Digital Strategy, Digital Transformation, Music

GDPR Overview 2018

What do the data regulation changes mean for artists around the world 

GDPR Definition
The General Data Protection Regulation (GDPR) is a regulation created by the EU to cover the usage and data protection for individuals within the European Union. 
It requires that certain conditions be met when companies are handling data of any citizen of the European Union. In practise, this means that companies which reside outside of the EU, such as the USA or Australia, or perhaps in future, the UK, need to ensure their compliance with these regulations if they have customers from the EU whose data they hold.
The intention is to make sure that all of the EU follows the same regulations, simplifying the requirements for companies so that they have one set of guidelines to follow, instead of lots of fragmented requirements from different countries.
Companies who do not comply with the regulations can be fined up to 4% of annual global turnover or 20 million euros, whichever is higher.

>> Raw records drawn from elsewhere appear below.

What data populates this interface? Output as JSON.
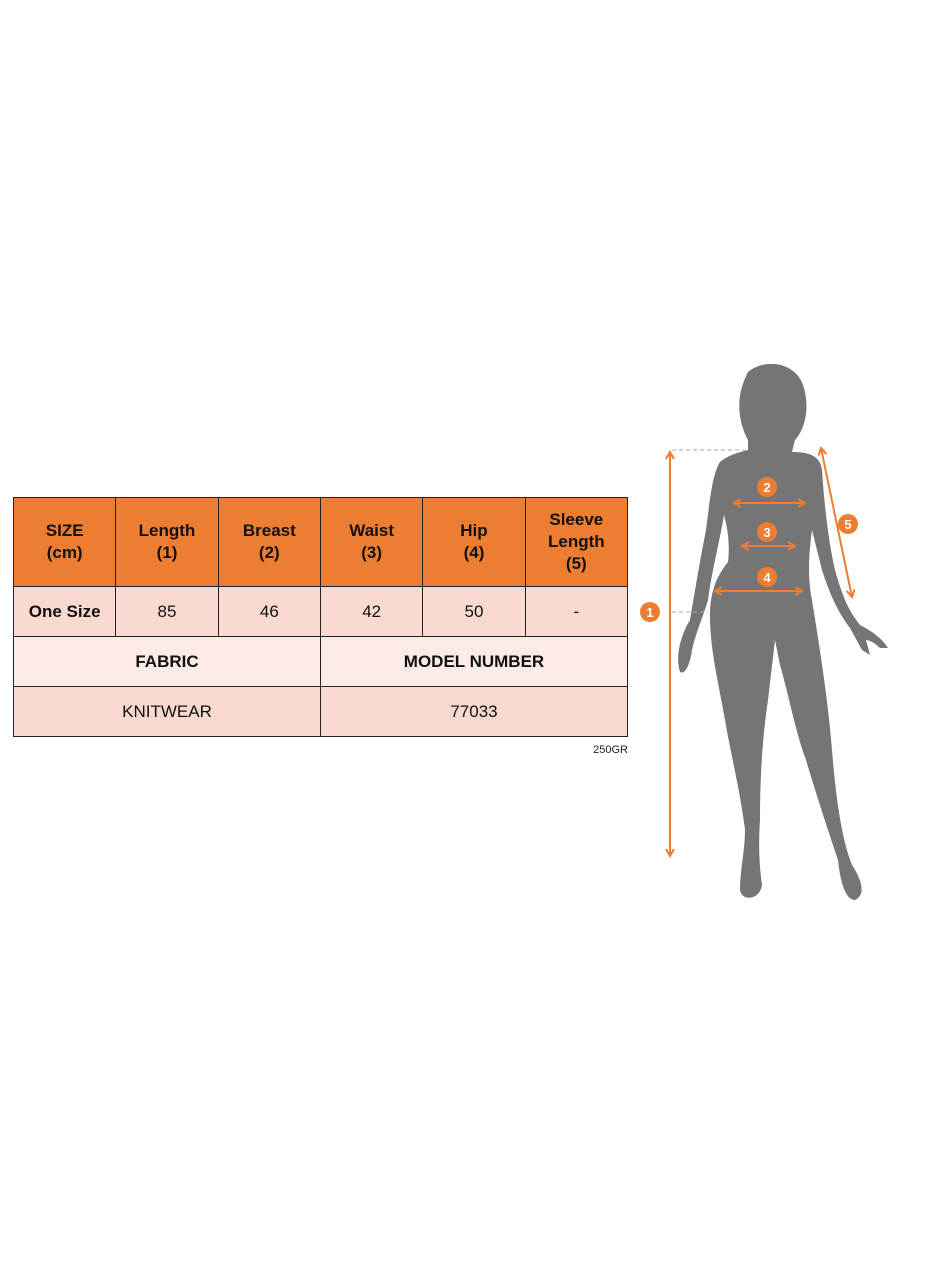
{
  "size_table": {
    "headers": [
      "SIZE (cm)",
      "Length (1)",
      "Breast (2)",
      "Waist (3)",
      "Hip (4)",
      "Sleeve Length (5)"
    ],
    "header_lines": [
      [
        "SIZE",
        "(cm)"
      ],
      [
        "Length",
        "(1)"
      ],
      [
        "Breast",
        "(2)"
      ],
      [
        "Waist",
        "(3)"
      ],
      [
        "Hip",
        "(4)"
      ],
      [
        "Sleeve",
        "Length",
        "(5)"
      ]
    ],
    "rows": [
      {
        "size": "One Size",
        "length": "85",
        "breast": "46",
        "waist": "42",
        "hip": "50",
        "sleeve_length": "-"
      }
    ],
    "fabric_label": "FABRIC",
    "model_number_label": "MODEL NUMBER",
    "fabric_value": "KNITWEAR",
    "model_number_value": "77033"
  },
  "weight": "250GR",
  "figure": {
    "badges": [
      "1",
      "2",
      "3",
      "4",
      "5"
    ],
    "accent_color": "#ed7d31",
    "silhouette_color": "#757575"
  },
  "colors": {
    "header": "#ed7d31",
    "row": "#f8dad0",
    "row_light": "#fcebe6"
  }
}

When does the GDPR come into effect?
It becomes officially enforceable on May 25 2018, so now is the time to begin taking the required steps to ensure that your company is abiding by the regulation.
If you are an independent artist who is collecting the data of your fans (from email newsletters, or through other means), it is important that either you dedicate some time to understanding the regulations, or find a digital music marketing consultant to help you navigate them.


What kinds of data are covered?
The regulations apply to the personal data of EU citizens. This could be anything from:
– Name
– Address
– Email Address
– Computer IP Address
– Likes / Dislikes
– Photos
– Products they have purchased
– Social Networking Information

What are the GDPR requirements?
The regulations are designed to be ‘common sense’ and primarily consist of:
– Ensuring that any request for storing data is in plain and clear English
– That it is as easy for a person to give their consent to you storing their data as it is for them to withdraw that consent
– A person should be able to request that they view all data held on them, are provided with information on where it’s held and for what purpose
– A person should be able to request the deletion of any data held on them
– Parental consent is required to store data of any person under the age of 16
– Companies should take reasonable steps to protect the data they are holding
– Companies should report any breach in their database within 72 hours
– Companies who are organisations that engage in large scale data monitoring or processing should have a Data Protection Officer – a person who is the first point of contact for all things data
We recommend that you start with the above points as a checklist and then talk to a digital marketing specialist for a deeper understanding.


How will it impact Artists inside or outside the EU?
The easiest way to demonstrate how GDPR will impact artists is to look at an example. Let’s say you are a UK based band who currently collects only email addresses but is looking at ways to build their own fanbase 1st party data in future.
For your current scenario, you need to ensure that you are, in the first instance, taking reasonable steps to ensure that the users who are signing up for your mailing list are over 16 years old. You could do this via a confirmation check-box before the person is able to submit their details. You’ll need to ensure that it is as easy to unsubscribe from your mailing list as it was to sign up. A good way of doing this is to ensure all your EDMs contain an ‘unsubscribe’ link, and that nearby your Newsletter Sign-Up on your website you have a link to unsubscribe. You should have a clearly marked “Contact Us” page or information to allow visitors to contact you to request info on the data you are holding on them. 
For your future scenario, where you are using a data management or CRM platform to build out a detailed image of each of your customers, you should investigate the platforms own implementation of regulations with regards to GDPR as well as ensuring that it is easy to contact you for information and requests.